Huang Zhiyi, Associate Professor of the Department of Computer Science, the University of Hong Kong, will give a lecture entitled “Strong Revenue (Non-)Monotonicity of Single-parameter Auctions” from 2:00 to 3:30 p.m. on June 7th.
This is one of the lecture series hosted by the Gaoling School of Artificial Intelligence, Renmin University of China (RUC). The lecture will be held online through Tencent Meeting (ID: 436-538-314).
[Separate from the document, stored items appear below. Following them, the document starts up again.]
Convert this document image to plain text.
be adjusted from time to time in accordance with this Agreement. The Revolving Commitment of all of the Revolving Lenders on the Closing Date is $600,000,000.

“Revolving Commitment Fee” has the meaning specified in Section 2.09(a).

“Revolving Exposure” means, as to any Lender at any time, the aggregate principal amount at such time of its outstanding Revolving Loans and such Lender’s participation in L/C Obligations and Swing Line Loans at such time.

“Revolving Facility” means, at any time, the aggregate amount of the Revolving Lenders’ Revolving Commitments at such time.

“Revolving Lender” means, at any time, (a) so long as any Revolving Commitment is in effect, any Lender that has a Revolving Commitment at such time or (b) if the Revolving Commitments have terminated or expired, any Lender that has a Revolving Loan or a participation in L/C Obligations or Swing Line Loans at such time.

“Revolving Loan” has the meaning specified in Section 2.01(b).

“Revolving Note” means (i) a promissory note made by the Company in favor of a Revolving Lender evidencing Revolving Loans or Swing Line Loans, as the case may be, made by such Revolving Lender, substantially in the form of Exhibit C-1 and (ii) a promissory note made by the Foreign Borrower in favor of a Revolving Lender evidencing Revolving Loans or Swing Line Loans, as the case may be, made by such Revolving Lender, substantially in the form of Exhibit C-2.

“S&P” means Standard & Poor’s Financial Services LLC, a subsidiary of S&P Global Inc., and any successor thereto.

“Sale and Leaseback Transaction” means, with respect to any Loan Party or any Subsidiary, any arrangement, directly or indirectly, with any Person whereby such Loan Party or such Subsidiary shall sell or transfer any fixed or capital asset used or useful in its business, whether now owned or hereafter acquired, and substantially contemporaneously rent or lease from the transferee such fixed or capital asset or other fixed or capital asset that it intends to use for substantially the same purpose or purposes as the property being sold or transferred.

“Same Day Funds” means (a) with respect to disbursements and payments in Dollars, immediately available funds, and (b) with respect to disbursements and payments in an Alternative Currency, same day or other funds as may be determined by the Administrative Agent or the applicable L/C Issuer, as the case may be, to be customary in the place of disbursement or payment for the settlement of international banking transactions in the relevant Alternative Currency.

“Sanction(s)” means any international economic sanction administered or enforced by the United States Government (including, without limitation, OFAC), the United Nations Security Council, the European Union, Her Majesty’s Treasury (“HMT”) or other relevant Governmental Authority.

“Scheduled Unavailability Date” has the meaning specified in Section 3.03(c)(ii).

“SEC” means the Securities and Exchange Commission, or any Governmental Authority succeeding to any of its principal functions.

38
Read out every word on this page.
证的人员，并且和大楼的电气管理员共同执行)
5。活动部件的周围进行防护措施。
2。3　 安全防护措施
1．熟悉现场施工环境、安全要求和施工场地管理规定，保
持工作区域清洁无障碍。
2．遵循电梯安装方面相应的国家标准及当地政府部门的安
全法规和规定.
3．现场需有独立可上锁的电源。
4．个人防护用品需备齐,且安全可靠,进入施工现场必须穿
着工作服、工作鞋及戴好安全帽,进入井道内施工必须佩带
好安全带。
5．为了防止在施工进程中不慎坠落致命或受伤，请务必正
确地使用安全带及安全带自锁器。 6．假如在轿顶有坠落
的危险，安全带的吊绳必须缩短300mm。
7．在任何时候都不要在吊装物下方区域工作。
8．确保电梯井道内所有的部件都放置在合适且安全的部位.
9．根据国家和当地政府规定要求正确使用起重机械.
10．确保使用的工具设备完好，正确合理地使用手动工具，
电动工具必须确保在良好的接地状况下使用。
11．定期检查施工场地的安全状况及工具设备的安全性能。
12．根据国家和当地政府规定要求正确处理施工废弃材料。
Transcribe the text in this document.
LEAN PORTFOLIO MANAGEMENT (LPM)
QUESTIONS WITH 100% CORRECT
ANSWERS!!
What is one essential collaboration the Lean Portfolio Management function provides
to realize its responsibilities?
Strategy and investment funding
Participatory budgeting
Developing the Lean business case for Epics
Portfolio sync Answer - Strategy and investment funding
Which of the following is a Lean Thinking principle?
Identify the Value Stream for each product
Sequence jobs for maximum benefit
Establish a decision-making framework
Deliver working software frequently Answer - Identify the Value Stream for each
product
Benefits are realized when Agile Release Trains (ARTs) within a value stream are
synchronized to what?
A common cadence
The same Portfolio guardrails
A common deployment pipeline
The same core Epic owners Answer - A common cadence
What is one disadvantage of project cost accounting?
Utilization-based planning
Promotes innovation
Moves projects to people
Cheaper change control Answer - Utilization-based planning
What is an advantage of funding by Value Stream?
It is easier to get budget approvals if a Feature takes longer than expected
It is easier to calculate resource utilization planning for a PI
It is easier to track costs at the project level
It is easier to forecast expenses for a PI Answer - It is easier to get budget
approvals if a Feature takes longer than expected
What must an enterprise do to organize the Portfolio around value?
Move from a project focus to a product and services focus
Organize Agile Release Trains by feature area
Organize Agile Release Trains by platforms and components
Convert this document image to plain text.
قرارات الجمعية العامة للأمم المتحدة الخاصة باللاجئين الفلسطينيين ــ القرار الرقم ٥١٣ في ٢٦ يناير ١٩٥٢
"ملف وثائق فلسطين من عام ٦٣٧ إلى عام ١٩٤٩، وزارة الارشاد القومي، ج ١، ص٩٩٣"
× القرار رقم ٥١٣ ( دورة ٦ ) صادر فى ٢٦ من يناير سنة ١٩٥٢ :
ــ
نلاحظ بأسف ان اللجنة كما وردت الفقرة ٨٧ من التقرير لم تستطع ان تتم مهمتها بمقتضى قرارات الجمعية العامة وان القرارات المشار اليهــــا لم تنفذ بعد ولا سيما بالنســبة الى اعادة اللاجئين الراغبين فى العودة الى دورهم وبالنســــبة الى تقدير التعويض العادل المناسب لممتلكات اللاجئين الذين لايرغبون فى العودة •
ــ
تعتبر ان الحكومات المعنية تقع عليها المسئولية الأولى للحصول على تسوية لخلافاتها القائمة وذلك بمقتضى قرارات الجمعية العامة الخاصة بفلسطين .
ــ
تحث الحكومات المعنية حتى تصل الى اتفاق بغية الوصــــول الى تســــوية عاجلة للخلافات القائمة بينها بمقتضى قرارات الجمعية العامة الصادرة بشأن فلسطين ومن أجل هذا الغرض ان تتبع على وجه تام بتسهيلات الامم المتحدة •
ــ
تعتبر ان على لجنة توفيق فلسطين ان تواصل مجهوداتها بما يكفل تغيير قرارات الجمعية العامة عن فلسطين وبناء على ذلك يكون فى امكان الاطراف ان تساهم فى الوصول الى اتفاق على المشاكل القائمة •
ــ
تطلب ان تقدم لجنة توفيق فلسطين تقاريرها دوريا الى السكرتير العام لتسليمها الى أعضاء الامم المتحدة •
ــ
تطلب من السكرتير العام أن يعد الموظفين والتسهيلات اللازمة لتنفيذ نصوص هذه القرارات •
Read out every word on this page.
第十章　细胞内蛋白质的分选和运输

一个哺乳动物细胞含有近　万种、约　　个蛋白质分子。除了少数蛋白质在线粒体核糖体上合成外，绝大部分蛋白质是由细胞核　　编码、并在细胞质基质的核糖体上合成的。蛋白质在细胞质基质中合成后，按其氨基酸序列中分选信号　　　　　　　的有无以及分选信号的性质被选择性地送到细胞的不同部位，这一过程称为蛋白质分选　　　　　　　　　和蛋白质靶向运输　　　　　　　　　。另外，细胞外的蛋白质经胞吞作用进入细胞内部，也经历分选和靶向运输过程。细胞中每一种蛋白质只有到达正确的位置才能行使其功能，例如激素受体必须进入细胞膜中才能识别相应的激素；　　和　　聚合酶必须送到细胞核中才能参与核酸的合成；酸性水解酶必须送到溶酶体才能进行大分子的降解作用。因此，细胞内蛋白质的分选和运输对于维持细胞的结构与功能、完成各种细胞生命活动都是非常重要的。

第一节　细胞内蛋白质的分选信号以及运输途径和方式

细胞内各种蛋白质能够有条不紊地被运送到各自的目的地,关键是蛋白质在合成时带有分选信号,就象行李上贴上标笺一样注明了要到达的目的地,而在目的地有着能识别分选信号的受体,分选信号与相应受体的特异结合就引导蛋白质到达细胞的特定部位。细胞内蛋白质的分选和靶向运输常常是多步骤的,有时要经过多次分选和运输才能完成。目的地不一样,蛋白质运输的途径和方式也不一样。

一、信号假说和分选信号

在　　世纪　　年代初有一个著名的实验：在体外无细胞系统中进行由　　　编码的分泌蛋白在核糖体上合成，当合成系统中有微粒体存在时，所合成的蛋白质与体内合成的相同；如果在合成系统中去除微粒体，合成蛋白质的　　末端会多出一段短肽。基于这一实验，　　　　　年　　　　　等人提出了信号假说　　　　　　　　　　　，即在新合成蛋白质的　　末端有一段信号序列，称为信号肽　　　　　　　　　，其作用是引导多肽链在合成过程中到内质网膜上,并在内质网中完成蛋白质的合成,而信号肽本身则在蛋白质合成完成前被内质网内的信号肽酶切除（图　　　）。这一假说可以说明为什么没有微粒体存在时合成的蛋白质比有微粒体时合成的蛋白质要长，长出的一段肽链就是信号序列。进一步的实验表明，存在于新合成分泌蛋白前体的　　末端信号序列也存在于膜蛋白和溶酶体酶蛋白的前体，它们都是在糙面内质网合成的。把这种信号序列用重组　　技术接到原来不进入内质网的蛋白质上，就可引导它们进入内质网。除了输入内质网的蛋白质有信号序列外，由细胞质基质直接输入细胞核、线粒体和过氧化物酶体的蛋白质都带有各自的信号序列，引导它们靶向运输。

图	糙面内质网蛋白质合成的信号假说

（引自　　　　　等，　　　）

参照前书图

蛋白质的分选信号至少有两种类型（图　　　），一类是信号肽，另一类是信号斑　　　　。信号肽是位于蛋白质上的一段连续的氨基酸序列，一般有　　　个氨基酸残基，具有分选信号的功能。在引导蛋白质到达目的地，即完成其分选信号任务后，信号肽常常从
Huang Zhiyi is an Associate Professor of Computer Science at the University of Hong Kong. He works broadly on Theoretical Computer Science and Algorithmic Game Theory, and dabbles in the theoretical aspects of related fields, including Machine Learning, and Computer Networks. Since joining HKU in 2014, Zhiyi has received the Early Career Award from the Research Grant Council of Hong Kong in 2014, and the Best Paper Award of SPAA in 2015. Before joining HKU, he was a postdoc at Stanford University from 2013 to 2014, working with Tim Roughgarden. He obtained his Ph.D. from the University of Pennsylvania under Sampath Kannan and Aaron Roth in 2013, and received the Morris and Dorothy Rubinoff Dissertation Award. Before that, Zhiyi was the recipient of the Simons Graduate Fellowship in Theoretical Computer Science from 2012 to 2013, and interned at Microsoft Research Redmond under Nikhil R. Devanur in the summers of 2011 and 2012. Prior to his Ph.D. studies, Zhiyi graduated from the first "Yao Class" under Andrew Yao at Tsinghua University in 2008.
Consider Myerson’s optimal auction with respect to an inaccurate prior, e.g., estimated from data, which is an underestimation of the true value distribution. Can the auctioneer expect getting at least the optimal revenue w.r.t. the inaccurate prior since the true value distribution is larger? This so-called strong revenue monotonicity is known to be true for single-parameter auctions when the feasible allocations form a matroid. We find that strong revenue monotonicity fails to generalize beyond the matroid setting, and further show that auctions in the matroid setting are the only downward-closed auctions that satisfy strong revenue monotonicity. On the flip side, we recover an approximate version of strong revenue monotonicity that holds for all single-parameter auctions, even without downward-closedness. As applications, we get sample complexity upper bounds for single-parameter auctions under matroid constraints, downward-closed constraints, and general constraints. They improve the state-of-the-art upper bounds and are tight up to logarithmic factors.